Graphic Novel Review: Bezkamp by Samuel Sattin and Jen Hickman
Posted on January 14, 2020 at 10:49 am by Gene Ambaum
Bezkamp by Samuel Sattin and Jen Hickman. Lion Forge / ROAR, 2019. 9781549304040. 251pp.
In one of the narratives of this graphic novel, a teenage girl, Janny, survives with the help/companionship of a small, winged alien. Giant, fanged and thorny creatures abound, and she soothes some of them with music.

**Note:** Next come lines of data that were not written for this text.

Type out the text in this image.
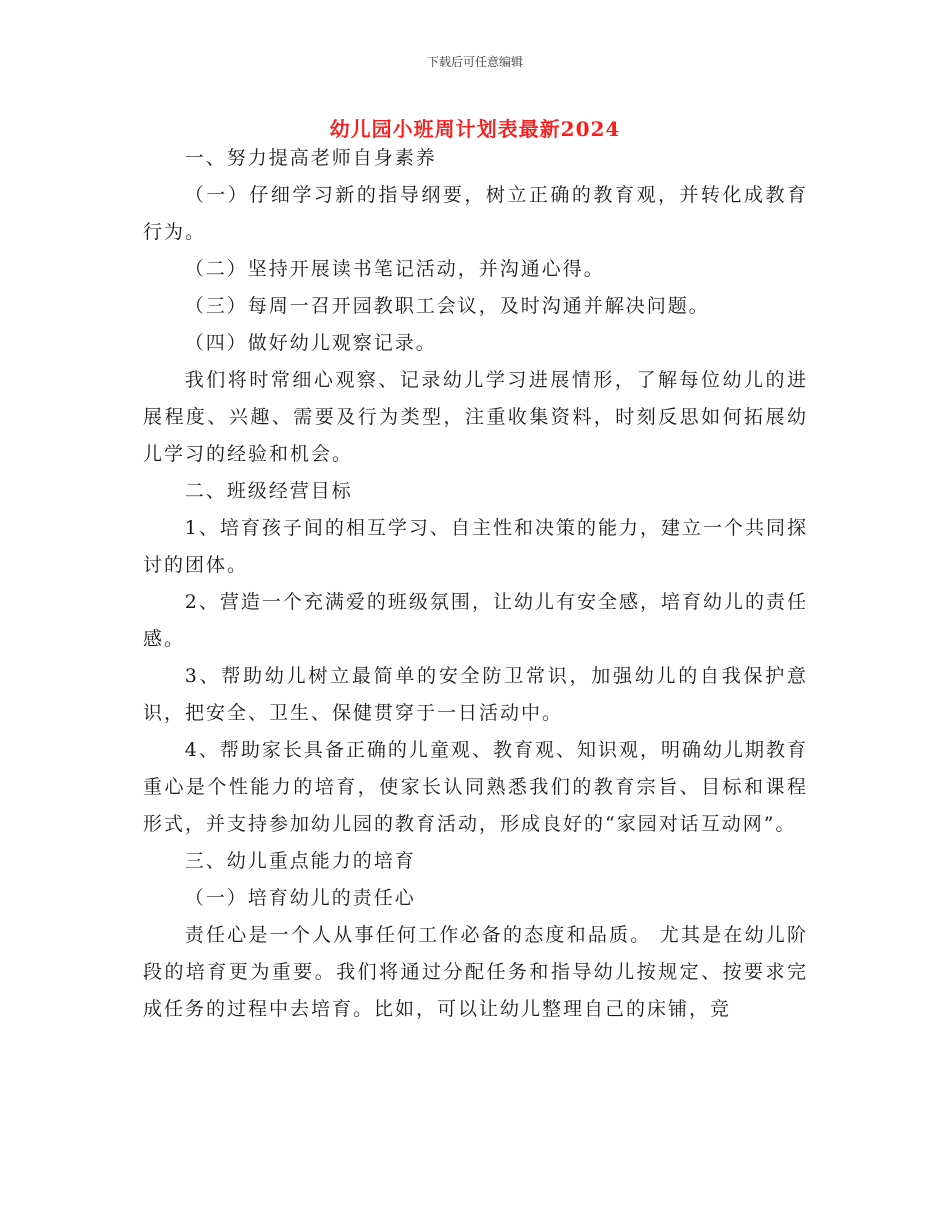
下载后可任意编辑
幼儿园小班周计划表最新2024

一、努力提高老师自身素养

（一）仔细学习新的指导纲要，树立正确的教育观，并转化成教育行为。

（二）坚持开展读书笔记活动，并沟通心得。

（三）每周一召开园教职工会议，及时沟通并解决问题。

（四）做好幼儿观察记录。

我们将时常细心观察、记录幼儿学习进展情形，了解每位幼儿的进展程度、兴趣、需要及行为类型，注重收集资料，时刻反思如何拓展幼儿学习的经验和机会。

二、班级经营目标

1、培育孩子间的相互学习、自主性和决策的能力，建立一个共同探讨的团体。

2、营造一个充满爱的班级氛围，让幼儿有安全感，培育幼儿的责任感。

3、帮助幼儿树立最简单的安全防卫常识，加强幼儿的自我保护意识，把安全、卫生、保健贯穿于一日活动中。

4、帮助家长具备正确的儿童观、教育观、知识观，明确幼儿期教育重心是个性能力的培育，使家长认同熟悉我们的教育宗旨、目标和课程形式，并支持参加幼儿园的教育活动，形成良好的“家园对话互动网”。

三、幼儿重点能力的培育

（一）培育幼儿的责任心

责任心是一个人从事任何工作必备的态度和品质。 尤其是在幼儿阶段的培育更为重要。我们将通过分配任务和指导幼儿按规定、按要求完成任务的过程中去培育。比如，可以让幼儿整理自己的床铺，竞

On another part of the alien planet, near the village of Bezkamp, Nem collects forbidden technological artifacts. The land and its people are threatened by corruption, a kind of poison or sickness which is dealt with by Nem’s father and aunts, warriors who also keep the village safe from the monsters beyond their borders. Nem is no warrior, and after his father blames him for another’s death, things heat up between them. Nem lacks rage and fire, doesn’t follow the rules of Bezkamp, and doesn’t want to be a warrior. After his father finds Nem’s collection of artifacts, he takes Nem out beyond Bezkamp’s borders to test him. Nem will become a warrior or die trying.
It’s out there, after things go wrong, that Nem meets Janny. Together they discover the history of Bezkamp, and perhaps a way for it to thrive long-term.
Most of the characters speak in a strange English vernacular that I struggled with at times, though it adds to the story when Bezkamp’s past is made clear. I couldn’t resist the illustrations, particularly the way the wild areas are colored — they feel joyously alien.